Душа, цепляясь за скотный двор, учится простоте. От сохи к просветлению – один жизненный цикл бодхисаттвы. Бедняк, обнявший кобылу, уже на шаг ближе к состраданию всему сущему, чем философ в башне из слоновой кости.
Гроздь-то нести нужно, а не только сосать её.
Непризнанность – первая взрослая правда, стоящая у входа в Царствие, как мытарь у храма.
Где Он смеялся до слёз? Где спотыкался о камень? Где молчал, не потому что совершал таинство, а потому что устал?
Бог не в методичке, а в живом, неудобном, иногда тошнотворном дне.
Дерево плодоносит одним сортом «яблок» – но каждое яблоко уникально, как снежинка.
Одних тошнит от пустоты, других – от полноты, которая давит грузом ответственности.
Старушки у телефона, её молодая душа... В этом – намёк на воскресение: когда рухнет последняя стена ветхой хижины, окажется, что мы всё это время говорили из одной бесконечной, светлой комнаты.

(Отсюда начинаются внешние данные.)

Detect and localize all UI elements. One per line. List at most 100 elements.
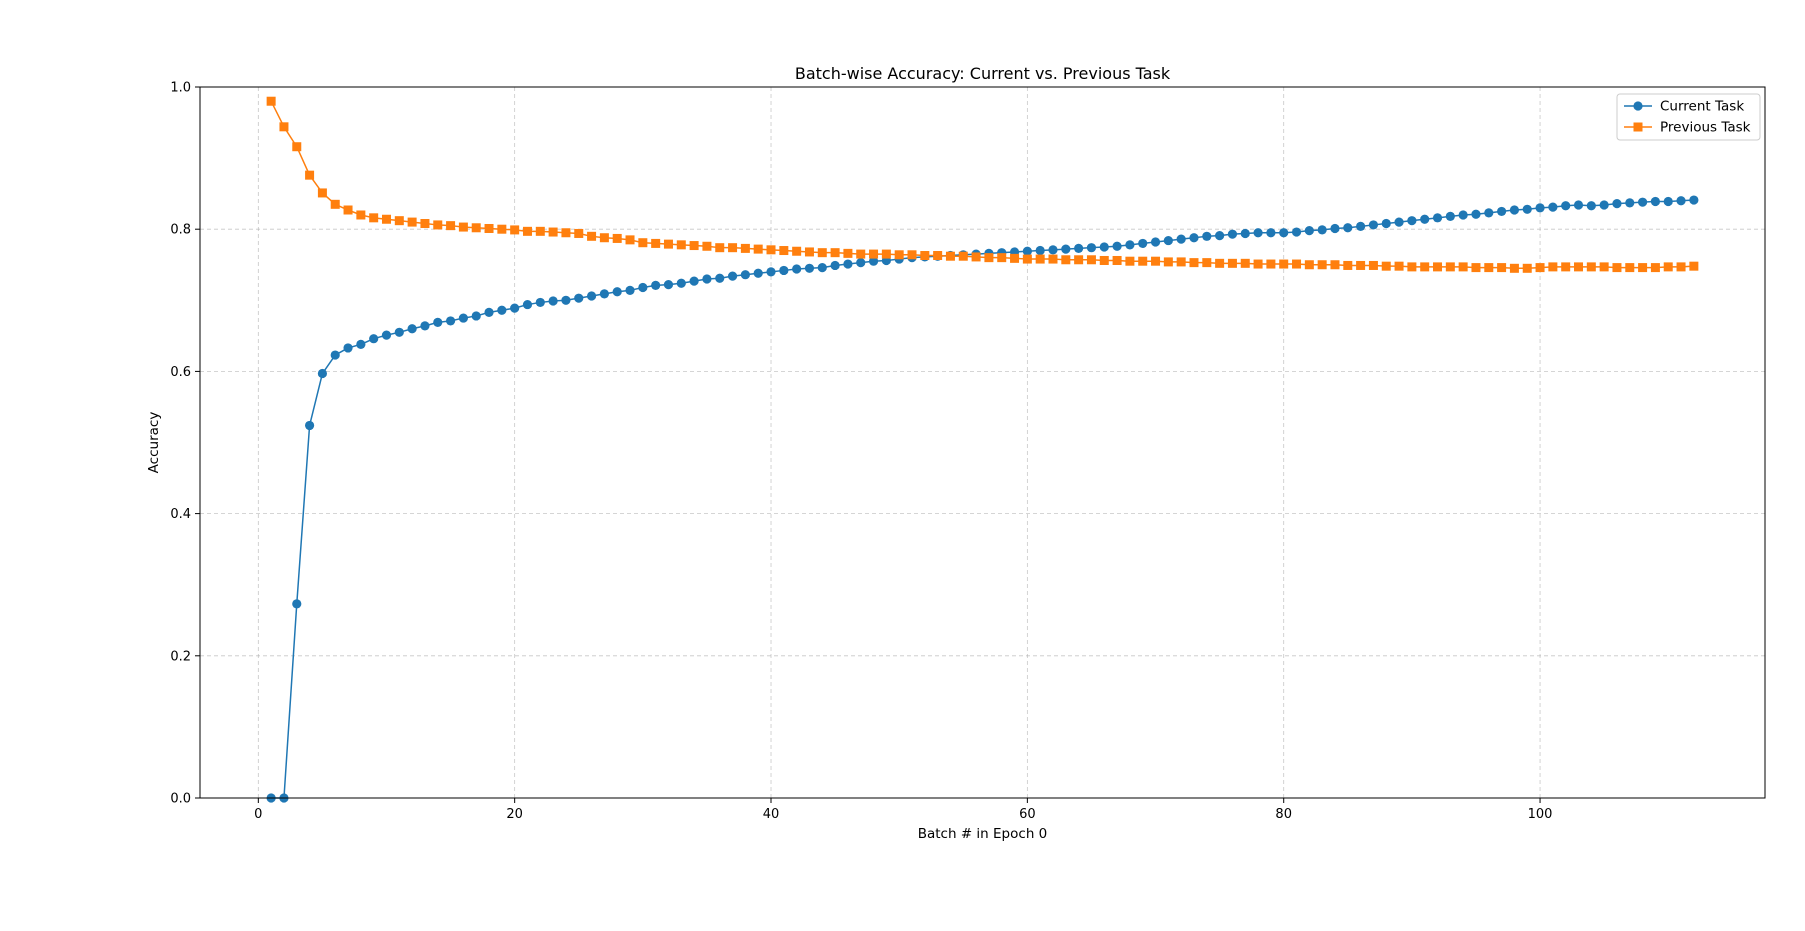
data-point xyxy=(1150,237,1161,247)
data-point xyxy=(689,241,699,251)
data-point xyxy=(305,170,315,180)
data-point xyxy=(651,280,661,290)
data-point xyxy=(1253,259,1263,269)
data-point xyxy=(920,251,930,261)
data-point xyxy=(997,253,1007,263)
data-point xyxy=(1202,258,1212,268)
data-point xyxy=(1086,255,1096,265)
data-point xyxy=(1368,220,1379,230)
data-point xyxy=(535,297,545,308)
data-point xyxy=(1048,245,1058,255)
data-point xyxy=(561,228,571,238)
data-point xyxy=(433,220,443,230)
data-point xyxy=(1689,195,1699,205)
tick-layer: 0 20 40 60 80 100 0.0 0.2 0.4 0.6 0.8 1.0 xyxy=(170,81,1552,823)
data-point xyxy=(715,273,725,283)
data-point xyxy=(1099,255,1109,265)
plot-area-frame xyxy=(199,86,1766,799)
data-point xyxy=(1625,263,1635,273)
data-point xyxy=(1586,201,1596,211)
data-point xyxy=(1022,254,1032,264)
data-point xyxy=(1061,244,1071,254)
data-point xyxy=(727,271,738,281)
data-point xyxy=(1138,238,1148,249)
data-point xyxy=(1317,260,1327,270)
data-point xyxy=(625,235,635,245)
x-tick-label: 20 xyxy=(506,807,523,822)
data-point xyxy=(1304,260,1314,270)
data-point xyxy=(279,122,289,132)
series-layer xyxy=(266,96,1699,803)
data-point xyxy=(663,239,673,249)
data-point xyxy=(766,267,776,277)
y-tick-label: 0.8 xyxy=(170,223,191,238)
data-point xyxy=(1343,260,1353,270)
data-point xyxy=(446,221,456,231)
data-point xyxy=(1112,241,1122,251)
data-point xyxy=(779,265,789,276)
data-point xyxy=(1561,201,1571,211)
data-point xyxy=(394,327,404,337)
data-point xyxy=(651,238,661,248)
data-point xyxy=(1497,263,1507,273)
data-point xyxy=(843,259,853,269)
data-point xyxy=(612,287,622,297)
data-point xyxy=(1227,229,1238,239)
data-point xyxy=(369,213,379,223)
data-point xyxy=(1074,243,1084,253)
data-point xyxy=(1535,203,1545,213)
data-point xyxy=(445,316,456,326)
data-point xyxy=(484,223,494,233)
data-point xyxy=(612,233,622,243)
data-point xyxy=(1099,242,1109,252)
data-point xyxy=(1035,245,1045,256)
data-point xyxy=(1291,227,1302,237)
data-point xyxy=(1356,221,1366,231)
data-point xyxy=(1432,213,1443,223)
data-point xyxy=(676,240,686,250)
data-point xyxy=(561,295,571,305)
data-point xyxy=(587,231,597,241)
data-point xyxy=(522,299,533,310)
data-point xyxy=(1317,225,1327,235)
data-point xyxy=(1484,263,1494,273)
data-point xyxy=(304,420,315,431)
data-point xyxy=(830,260,840,271)
data-point xyxy=(330,350,340,360)
data-point xyxy=(984,253,994,263)
legend-frame xyxy=(1616,93,1761,141)
data-point xyxy=(638,238,648,248)
data-point xyxy=(1433,262,1443,272)
data-point xyxy=(1458,210,1468,220)
data-point xyxy=(740,270,750,280)
data-point xyxy=(1227,258,1237,268)
data-point xyxy=(1676,262,1686,272)
data-point xyxy=(702,241,712,251)
data-point xyxy=(599,289,609,299)
data-point xyxy=(881,249,891,259)
data-point xyxy=(369,334,379,344)
data-point xyxy=(458,222,468,232)
data-point xyxy=(317,368,328,379)
legend-item-current-task: Current Task xyxy=(1624,99,1744,115)
data-point xyxy=(1458,262,1468,272)
data-point xyxy=(1625,198,1635,208)
data-point xyxy=(1394,217,1404,227)
x-tick-label: 0 xyxy=(254,807,262,822)
data-point xyxy=(1548,262,1558,272)
legend-marker xyxy=(1633,122,1643,132)
legend: Current Task Previous Task xyxy=(1616,93,1761,141)
data-point xyxy=(458,313,468,323)
data-point xyxy=(689,276,699,286)
chart-title: Batch-wise Accuracy: Current vs. Previou… xyxy=(795,64,1171,83)
series-current-task xyxy=(266,195,1699,803)
data-point xyxy=(471,311,481,321)
legend-label: Previous Task xyxy=(1660,120,1751,136)
data-point xyxy=(1112,255,1122,265)
data-point xyxy=(356,210,366,220)
data-point xyxy=(1125,256,1135,266)
data-point xyxy=(728,243,738,253)
data-point xyxy=(1599,262,1609,272)
data-point xyxy=(1522,263,1532,273)
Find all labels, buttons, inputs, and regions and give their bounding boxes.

Этот текст как плетение корзины из разных лоз: мысли о духовном пути, взрослении, творчестве и вечности сплетаются в причудливый узор.
Самолёт поменяли в полёте, а ты даже не успел осмотреться в салоне первого.

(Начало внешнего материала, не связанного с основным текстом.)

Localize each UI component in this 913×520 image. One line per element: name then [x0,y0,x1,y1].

Перерождение бедняка не прыжок в бездну, а медленный поворот того же кома земли, где корни спутаны навеки.
Щит, за которым можно радоваться, сделан из старых щитов. Из слов «традиция», «разумная операция», «крайний случай».
Родители с мечами охраняют детский сон, а дети, подрастая, берут те же мечи — уже не для защиты, а просто потому, что они висели на стене и стали привычной частью пейзажа.
Чужое блестит новизной, как первый снег.
Телефон старушек как прямая линия с вечностью.
Хижина тела ветшает, ставни скрипят, крыша течёт, но голос — тот же, что и в шестнадцать.
Попытка этой вечно юной души понять, в какой же очередной костюм из плоти и времени её нарядили на этот раз.
Она обнаружит, что все это время была не в самолёте, а в полёте. И высоту набирал не самолёт...
Юношеская способность каждый день удивляться и приходить в тихий ужас от нового.
Мы живы, пока откликаемся
Молиться, но без слов “аминь”.
Ты начинаешь строчку, а заканчивает её кто-то другой — тот, кто тебя слушает.
Мудрецы — они просто уже не боятся знаний.
Доброта без ясности как туман без солнца: кажется, мягко и мирно, а идёшь — и теряешь дорогу.
Чистота — это смотреть и не мутнеть.
Цивилизация стареет, а дети в ней остаются без возраста — вечные младенцы, с айфоном вместо погремушки.
голос у Него — наш собственный, просто чуть яснее.
Сегодня снова поймал себя на том, что хочется не Царства Небесного, а хорошо отремонтированной квартиры с приличным видом из окна.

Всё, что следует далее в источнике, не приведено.